|Lindsay George Arnold GOOD|
I only ever knew one set of grandparents. Dad's parents had died long before I was born - Grandpa (John Loring SULLIVAN) in 1934 in the Coramba Disaster and Grandma (Christina Ruby JONES) in 1947. I am just guessing that I would have called them Grandma and Grandpa. Mum's parents were my Nan (Beryl WALSH) and Pop (Lindsay George Arnold GOOD). Nan lived until she was 93, and was a great grandmother to my daughter. Pop died in 1965 when I was 12. I therefore have lots of memories about Nan, but only a few about Pop.
Nan always looked the same, until the day she died. A lovely homely, silver-haired lady. She played the piano, which I always thought was special. And what's more, she had a piano in her house and as children we were allowed (sometimes) to tinker on it. I learned to play Chopsticks and Good King Wenceslas on that piano. Nan also had some purple carnival glass dishes in which she served jelly and icecream. At her funeral I asked a younger cousin what she thought of when she thought of carnival glass dishes. Her response - jelly and icecream. The best thing about the icecream was that it was homemade - always tasted ever so much better than most bought icecream at the time.
Nan always wore a pinny, or apron, while she was cooking or doing the housework. She also had her own special stool in the kitchen to sit on while she was peeling vegetables etc. I think Mum still has that stool somewhere.
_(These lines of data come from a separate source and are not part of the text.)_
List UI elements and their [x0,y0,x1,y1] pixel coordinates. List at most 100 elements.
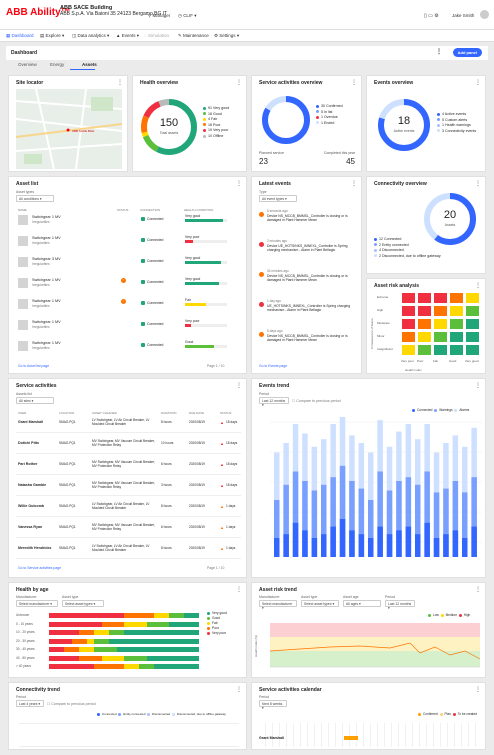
more-icon[interactable]: ⋮ [351,181,357,187]
trend-bar[interactable] [302,530,308,557]
asset-filter-select[interactable]: All conditions ▾ [16,195,54,202]
age-bar-segment[interactable] [79,647,94,652]
trend-bar[interactable] [415,534,421,557]
age-bar-segment[interactable] [101,621,124,627]
trend-bar[interactable] [377,526,383,557]
trend-bar[interactable] [358,488,365,557]
event-text[interactable]: Device NS_MCCB_BMMSL_Controller is closi… [267,334,348,343]
pagination[interactable]: Page 1 / 10 [207,566,225,570]
trend-bar[interactable] [452,530,459,557]
age-bar-segment[interactable] [94,647,117,652]
service-user[interactable]: Natasha Gamble [18,483,47,487]
timezone-selector[interactable]: ◷ CLIF ▾ [178,13,197,18]
asset-name[interactable]: Switchgear 1 MV [32,320,61,324]
trend-bar[interactable] [433,538,440,557]
trend-bar[interactable] [405,526,412,557]
asset-list-link[interactable]: Go to Asset list page [18,364,50,368]
nav-events[interactable]: ▲ Events ▾ [116,33,139,38]
risk-cell[interactable] [417,292,432,304]
service-user[interactable]: Willie Outcomb [18,504,45,508]
compare-checkbox[interactable]: ☐ Compare to previous period [292,399,341,403]
nav-data-analytics[interactable]: ◫ Data analytics ▾ [72,33,110,38]
age-bar-segment[interactable] [146,655,199,661]
risk-cell[interactable] [449,292,464,304]
age-bar-segment[interactable] [124,655,147,661]
trend-bar[interactable] [462,538,468,557]
more-icon[interactable]: ⋮ [236,587,242,593]
avatar[interactable] [480,10,489,19]
trend-bar[interactable] [311,538,318,557]
nav-dashboard[interactable]: ▦ Dashboard [6,33,34,38]
age-bar-segment[interactable] [109,630,124,635]
risk-cell[interactable] [417,331,432,343]
trend-bar[interactable] [386,490,393,558]
trend-bar[interactable] [339,519,346,557]
asset-name[interactable]: Switchgear 1 MV [32,215,61,219]
asset-name[interactable]: Switchgear 3 MV [32,257,61,261]
period-select[interactable]: Last 12 months ▾ [259,397,289,407]
service-user[interactable]: Pari Rother [18,462,38,466]
risk-cell[interactable] [433,331,448,343]
trend-bar[interactable] [452,481,459,557]
risk-cell[interactable] [417,305,432,317]
trend-bar[interactable] [349,481,355,557]
age-bar-segment[interactable] [124,664,139,669]
asset-name[interactable]: Switchgear 1 MV [32,299,61,303]
risk-cell[interactable] [433,318,448,330]
more-icon[interactable]: ⋮ [475,687,481,693]
trend-bar[interactable] [396,530,402,557]
age-bar-segment[interactable] [154,613,169,618]
more-icon[interactable]: ⋮ [436,49,442,55]
more-icon[interactable]: ⋮ [117,80,123,86]
more-icon[interactable]: ⋮ [475,383,481,389]
service-link[interactable]: Go to Service activities page [18,566,61,570]
trend-bar[interactable] [424,522,430,557]
asset-name[interactable]: Switchgear 1 MV [32,341,61,345]
risk-cell[interactable] [401,318,416,330]
asset-age-select[interactable]: All ages ▾ [343,600,381,607]
service-user[interactable]: Dotichi Pitts [18,441,39,445]
map[interactable]: ● ABB SACE BGH [16,89,122,169]
trend-bar[interactable] [349,530,355,557]
trend-bar[interactable] [443,488,449,557]
trend-bar[interactable] [462,492,468,557]
age-bar-segment[interactable] [146,621,169,627]
risk-cell[interactable] [449,344,464,356]
period-select[interactable]: Last 4 years ▾ [16,700,44,707]
trend-bar[interactable] [292,522,299,557]
age-bar-segment[interactable] [124,621,147,627]
trend-bar[interactable] [471,526,477,557]
age-bar-segment[interactable] [79,630,94,635]
risk-cell[interactable] [401,292,416,304]
trend-bar[interactable] [424,471,430,558]
trend-bar[interactable] [302,481,308,557]
more-icon[interactable]: ⋮ [236,80,242,86]
age-bar-segment[interactable] [116,647,199,652]
trend-bar[interactable] [292,471,299,558]
risk-cell[interactable] [417,318,432,330]
risk-cell[interactable] [449,305,464,317]
age-bar-segment[interactable] [169,613,184,618]
age-bar-segment[interactable] [49,630,79,635]
more-icon[interactable]: ⋮ [475,587,481,593]
risk-cell[interactable] [449,318,464,330]
age-bar-segment[interactable] [49,664,94,669]
more-icon[interactable]: ⋮ [475,181,481,187]
age-bar-segment[interactable] [71,638,87,644]
trend-bar[interactable] [274,538,280,557]
age-bar-segment[interactable] [49,613,124,618]
trend-bar[interactable] [368,500,374,557]
trend-bar[interactable] [339,465,346,557]
risk-cell[interactable] [433,344,448,356]
age-bar-segment[interactable] [64,647,79,652]
nav-settings[interactable]: ⚙ Settings ▾ [214,33,240,38]
tab-assets[interactable]: Assets [82,62,97,67]
age-bar-segment[interactable] [184,613,199,618]
calendar-event[interactable] [344,736,358,740]
trend-bar[interactable] [283,534,289,557]
age-bar-segment[interactable] [139,664,154,669]
nav-explore[interactable]: ▤ Explore ▾ [40,33,65,38]
age-bar-segment[interactable] [124,630,199,635]
risk-cell[interactable] [401,331,416,343]
trend-bar[interactable] [415,484,421,557]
Pop - what can I say about him? As an adult I now feel that I never got to know Pop as well as I would have liked. I do know I adored him. When I think of Pop, which I do often, I see him sitting in one of two places - in a chair right opposite the door into the kitchen, or in his shed talking to Mr. Waterhouse who lived next door. Pop's shed was a mysterious place, full of gardening implements and paraphanalia and relics from the war. Pop was an avid vegie gardener. The house was on a large block and a good deal of it was given over to his vegie garden. I think he grew flowers like dahlias and gladiolis there too. The front garden was more Nan's domain.
I always feel that if I had got to know Pop better as I grew older he and I would have had a special connection. But Pop didn't seem to interact with us much when we were children. I remember one day when I was writing in my Memory Book (I wonder whatever happened to that book - I obviously didn't keep it) at the kitchen table and Nan told me that Pop would be very pleased to see how much trouble I was taking over my lettering and handwriting. I can't remember whether Pop was still alive at the time, but I do know that he had the most beautiful copperplate handwriting, and I was so pleased that Nan thought Pop would be pleased.
|Surrey Hills Railway Station|
Pop had some unusual habits. One I particularly remember was his 'breakfast'. It consisted of a raw egg in a glass, which he drank! Yuck!
This is how I remember Pop - this photo was taken in later years. And this is Nan dressed up as Miss Po-land when she was living in the retirement village in Sale.